Castillo Racing Team: In It For The Speed

Aug 26, 2014

It takes a special breed of person to run a jet sprint boat at speeds up to 100 mph in a narrow channel in depths of water less than two feet, with 22 directional changes.

“Yes,” there will be crashes,” says Peggy Castillo, the wife and former navigator of her husband and sprint boat driver Juan. “The only question is how bad will it be?”

Within minutes of her explanation of the sport, one of the boats didn’t make a sharp turn, hit a bank, and flipped, landing upside down in the water. Crew members rushed to the boat to get it upright, and to unstrap the driver and navigator. The driver appeared to possibly be hurt. An ambulance backed up to the water as close as it could get, and the crew brought the driver out strapped to a body board. Moments later he was walking, limping a bit, but intact.

Another boat missed that very same turn moments later and jetted over the bank and into a grove of trees.

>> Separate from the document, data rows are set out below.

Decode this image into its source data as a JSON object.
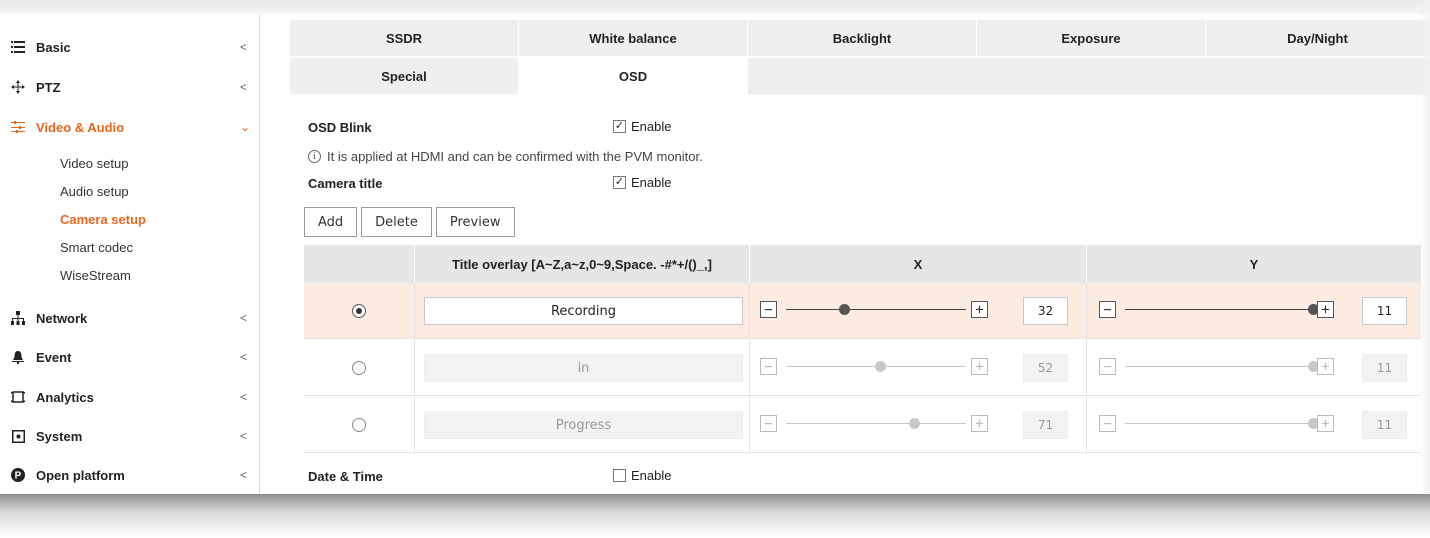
{
  "sidebar": {
    "menu": [
      {
        "label": "Basic",
        "icon": "list-icon"
      },
      {
        "label": "PTZ",
        "icon": "move-icon"
      },
      {
        "label": "Video & Audio",
        "icon": "sliders-icon"
      },
      {
        "label": "Network",
        "icon": "network-icon"
      },
      {
        "label": "Event",
        "icon": "bell-icon"
      },
      {
        "label": "Analytics",
        "icon": "frame-icon"
      },
      {
        "label": "System",
        "icon": "system-icon"
      },
      {
        "label": "Open platform",
        "icon": "p-circle-icon"
      }
    ],
    "sub_items": [
      "Video setup",
      "Audio setup",
      "Camera setup",
      "Smart codec",
      "WiseStream"
    ],
    "active_menu": "Video & Audio",
    "active_sub": "Camera setup",
    "accent_color": "#e8671e"
  },
  "tabs": {
    "row1": [
      "SSDR",
      "White balance",
      "Backlight",
      "Exposure",
      "Day/Night"
    ],
    "row2": [
      "Special",
      "OSD"
    ],
    "active": "OSD"
  },
  "osd_blink": {
    "label": "OSD Blink",
    "enable_label": "Enable",
    "checked": true
  },
  "info_text": "It is applied at HDMI and can be confirmed with the PVM monitor.",
  "camera_title": {
    "label": "Camera title",
    "enable_label": "Enable",
    "checked": true
  },
  "buttons": {
    "add": "Add",
    "delete": "Delete",
    "preview": "Preview"
  },
  "table": {
    "headers": {
      "select": "",
      "title": "Title overlay [A~Z,a~z,0~9,Space. -#*+/()_,]",
      "x": "X",
      "y": "Y"
    },
    "rows": [
      {
        "title": "Recording",
        "x": 32,
        "y": 11,
        "selected": true
      },
      {
        "title": "in",
        "x": 52,
        "y": 11,
        "selected": false
      },
      {
        "title": "Progress",
        "x": 71,
        "y": 11,
        "selected": false
      }
    ],
    "x_range": [
      0,
      100
    ],
    "y_range": [
      0,
      11
    ]
  },
  "date_time": {
    "label": "Date & Time",
    "enable_label": "Enable",
    "checked": false
  }
}
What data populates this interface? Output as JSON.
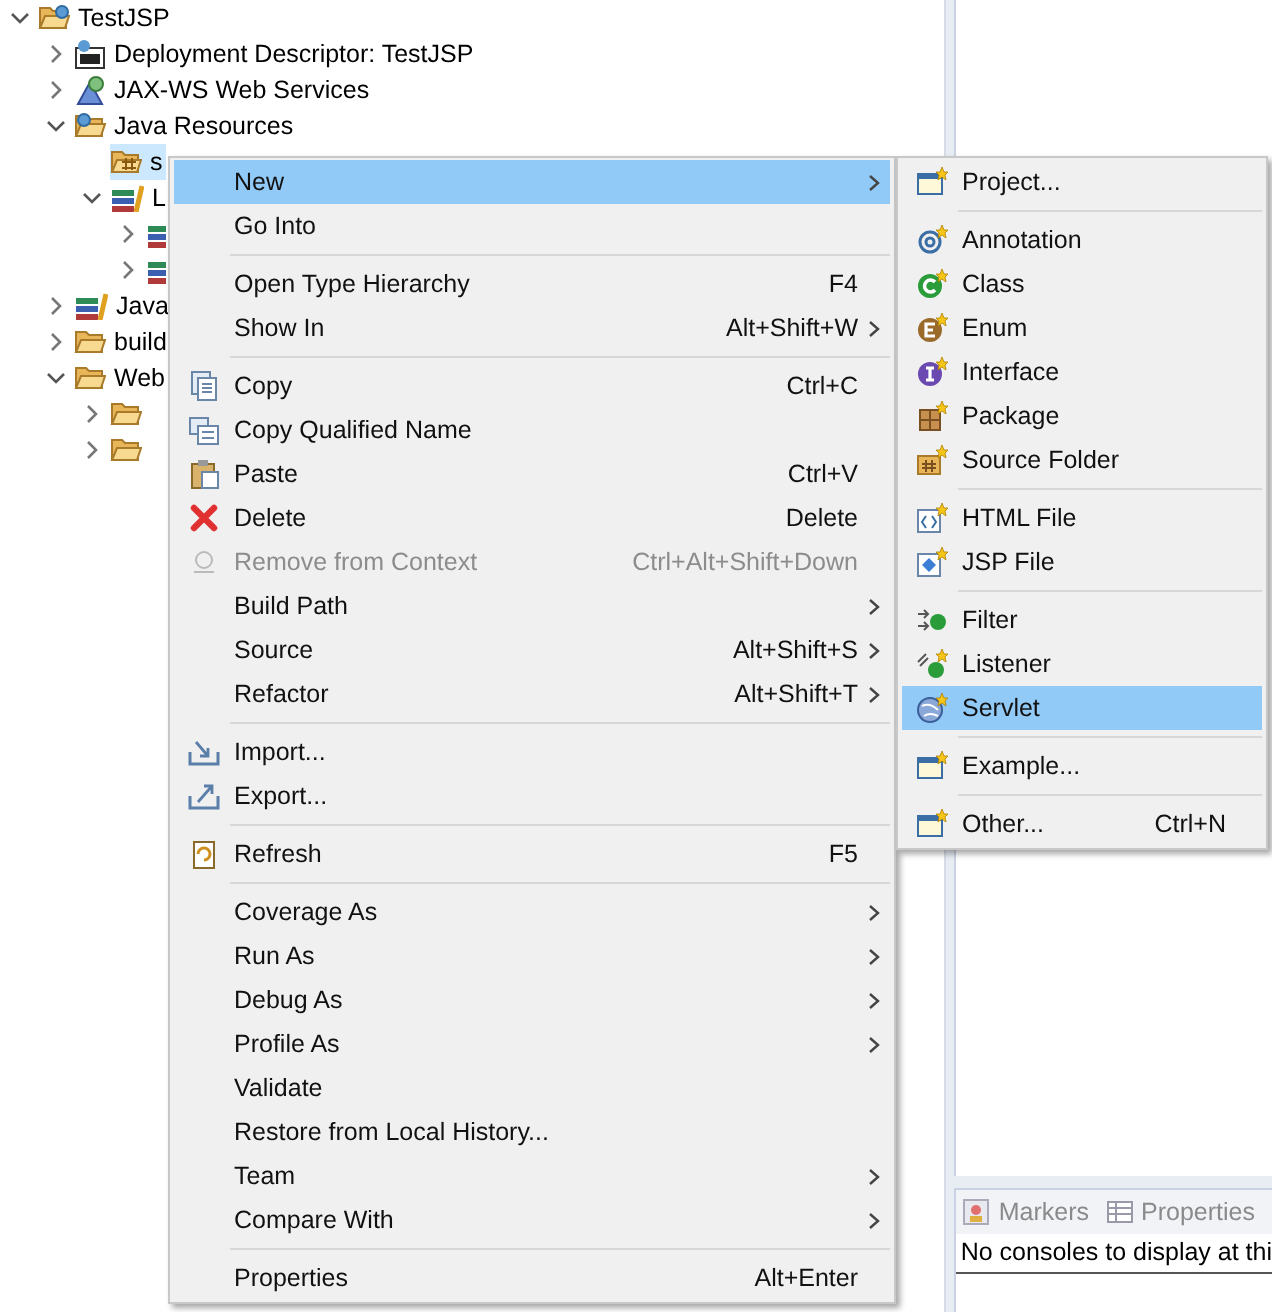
{
  "tree": [
    {
      "label": "TestJSP",
      "kind": "project",
      "expanded": true,
      "children": [
        {
          "label": "Deployment Descriptor: TestJSP",
          "kind": "descriptor",
          "expanded": false
        },
        {
          "label": "JAX-WS Web Services",
          "kind": "webservice",
          "expanded": false
        },
        {
          "label": "Java Resources",
          "kind": "resources",
          "expanded": true,
          "children": [
            {
              "label": "s",
              "kind": "package-folder",
              "selected": true
            },
            {
              "label": "L",
              "kind": "library",
              "expanded": true,
              "selected": false,
              "children": [
                {
                  "kind": "library",
                  "expanded": false
                },
                {
                  "kind": "library",
                  "expanded": false
                }
              ]
            }
          ]
        },
        {
          "label": "Java",
          "kind": "library",
          "expanded": false
        },
        {
          "label": "build",
          "kind": "folder",
          "expanded": false
        },
        {
          "label": "Web",
          "kind": "folder",
          "expanded": true,
          "children": [
            {
              "kind": "folder",
              "expanded": false
            },
            {
              "kind": "folder",
              "expanded": false
            }
          ]
        }
      ]
    }
  ],
  "context_menu": [
    {
      "kind": "item",
      "label": "New",
      "submenu": true,
      "selected": true
    },
    {
      "kind": "item",
      "label": "Go Into",
      "selected": false
    },
    {
      "kind": "separator"
    },
    {
      "kind": "item",
      "label": "Open Type Hierarchy",
      "shortcut": "F4",
      "selected": false
    },
    {
      "kind": "item",
      "label": "Show In",
      "shortcut": "Alt+Shift+W",
      "submenu": true,
      "selected": false
    },
    {
      "kind": "separator"
    },
    {
      "kind": "item",
      "label": "Copy",
      "shortcut": "Ctrl+C",
      "selected": false
    },
    {
      "kind": "item",
      "label": "Copy Qualified Name",
      "selected": false
    },
    {
      "kind": "item",
      "label": "Paste",
      "shortcut": "Ctrl+V",
      "selected": false
    },
    {
      "kind": "item",
      "label": "Delete",
      "shortcut": "Delete",
      "selected": false
    },
    {
      "kind": "item",
      "label": "Remove from Context",
      "shortcut": "Ctrl+Alt+Shift+Down",
      "disabled": true,
      "selected": false
    },
    {
      "kind": "item",
      "label": "Build Path",
      "submenu": true,
      "selected": false
    },
    {
      "kind": "item",
      "label": "Source",
      "shortcut": "Alt+Shift+S",
      "submenu": true,
      "selected": false
    },
    {
      "kind": "item",
      "label": "Refactor",
      "shortcut": "Alt+Shift+T",
      "submenu": true,
      "selected": false
    },
    {
      "kind": "separator"
    },
    {
      "kind": "item",
      "label": "Import...",
      "selected": false
    },
    {
      "kind": "item",
      "label": "Export...",
      "selected": false
    },
    {
      "kind": "separator"
    },
    {
      "kind": "item",
      "label": "Refresh",
      "shortcut": "F5",
      "selected": false
    },
    {
      "kind": "separator"
    },
    {
      "kind": "item",
      "label": "Coverage As",
      "submenu": true,
      "selected": false
    },
    {
      "kind": "item",
      "label": "Run As",
      "submenu": true,
      "selected": false
    },
    {
      "kind": "item",
      "label": "Debug As",
      "submenu": true,
      "selected": false
    },
    {
      "kind": "item",
      "label": "Profile As",
      "submenu": true,
      "selected": false
    },
    {
      "kind": "item",
      "label": "Validate",
      "selected": false
    },
    {
      "kind": "item",
      "label": "Restore from Local History...",
      "selected": false
    },
    {
      "kind": "item",
      "label": "Team",
      "submenu": true,
      "selected": false
    },
    {
      "kind": "item",
      "label": "Compare With",
      "submenu": true,
      "selected": false
    },
    {
      "kind": "separator"
    },
    {
      "kind": "item",
      "label": "Properties",
      "shortcut": "Alt+Enter",
      "selected": false
    }
  ],
  "new_submenu": [
    {
      "kind": "item",
      "label": "Project...",
      "selected": false
    },
    {
      "kind": "separator"
    },
    {
      "kind": "item",
      "label": "Annotation",
      "selected": false
    },
    {
      "kind": "item",
      "label": "Class",
      "selected": false
    },
    {
      "kind": "item",
      "label": "Enum",
      "selected": false
    },
    {
      "kind": "item",
      "label": "Interface",
      "selected": false
    },
    {
      "kind": "item",
      "label": "Package",
      "selected": false
    },
    {
      "kind": "item",
      "label": "Source Folder",
      "selected": false
    },
    {
      "kind": "separator"
    },
    {
      "kind": "item",
      "label": "HTML File",
      "selected": false
    },
    {
      "kind": "item",
      "label": "JSP File",
      "selected": false
    },
    {
      "kind": "separator"
    },
    {
      "kind": "item",
      "label": "Filter",
      "selected": false
    },
    {
      "kind": "item",
      "label": "Listener",
      "selected": false
    },
    {
      "kind": "item",
      "label": "Servlet",
      "selected": true
    },
    {
      "kind": "separator"
    },
    {
      "kind": "item",
      "label": "Example...",
      "selected": false
    },
    {
      "kind": "separator"
    },
    {
      "kind": "item",
      "label": "Other...",
      "shortcut": "Ctrl+N",
      "selected": false
    }
  ],
  "bottom_panel": {
    "tabs": [
      {
        "label": "Markers",
        "selected": false
      },
      {
        "label": "Properties",
        "selected": false
      }
    ],
    "message": "No consoles to display at thi"
  }
}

Peggy pointed to a scar on her leg that she incurred as navigator of her husband’s boat a few years ago. Juan later pointed out that a video of that crash is still on youtube as one of the worst jet sprint boat crashes in the sport’s history.

“It didn’t break the leg,” explained Peggy. “But, yeah, it hurt.”

Asked how her husband got into the sport, she laughed. “I guess it’s because we don’t play golf.”

Waiting For A Turn

Waiting For A Turn – photo by Becky Shock

Juan was a helicopter pilot for 23 years, and a self-confessed adrenaline junky. “He loves the speed,” said Peggy. He’s been racing for 14 years now.

She recalls Juan was hooked the first time he saw a jet sprint boat race. It’s a relatively new sport in the United States. The Castillos are from Boise, Idaho, but most of the racers are from Australia, New Zealand and Canada.

Peggy says the Aussies and New Zealanders have a definite advantage in the races. “That is where the sport began,” she explained. It is also where many of the boats are built.

Peggy explained why every boat must have both a driver and a navigator.

“First, there is balance. And second is the fact that the human brain cannot process a track fast enough to drive 100 mph with those kinds of turns. Both the driver and the navigator have to know that track. They have to have it memorized, every turn. They have to know how they are going to navigate it before they get there,” she explained.

“These drivers are racing against each other, but they are also racing against the clock,” Peggy explained. Especially when they are in the final rounds of racing, they will push the envelope as much as they can.

They see a driver wipe out, and it doesn’t slow them down. It pushes them more,” said the driver’s wife.

Does that make her nervous? “No. I guess I’ve gotten used to it,” she explained. Though she says three things make her husband a safe driver.

BoatOffCourse

Rushing To Their Aid – photo by Becky Shock

“First, he doesn’t want to hurt himself. He definitely doesn’t want to hurt his navigator. And he doesn’t want to hurt his boat,” she explained.

Are these drivers in it for the money? No way, she says. The sport is still too new to have attracted many corporate sponsors, especially in the United States. The prizes aren’t money, just trophies.

And as you might imagine, these sprint boats are expensive, from $50,000 on up per boat. The Castillos, like the other racing teams, move on next to the final leg of the World Series to be held in Lebanon, Oregan in two weeks. So even travel is expensive.

“Right now, we are always looking for sponsorship,” she said. “And, jet sprint sports fans are the most loyal fans in the world”

Fans come from all over the world. She pointed out a man in a cowboy hat out in the pit area. “He’s from Texas, but he comes to every race,” she said. “That kind of loyalty is inspiring.”

“It definitely beats golf,” she laughed. “I guess we are just not people who are destined to slow down.”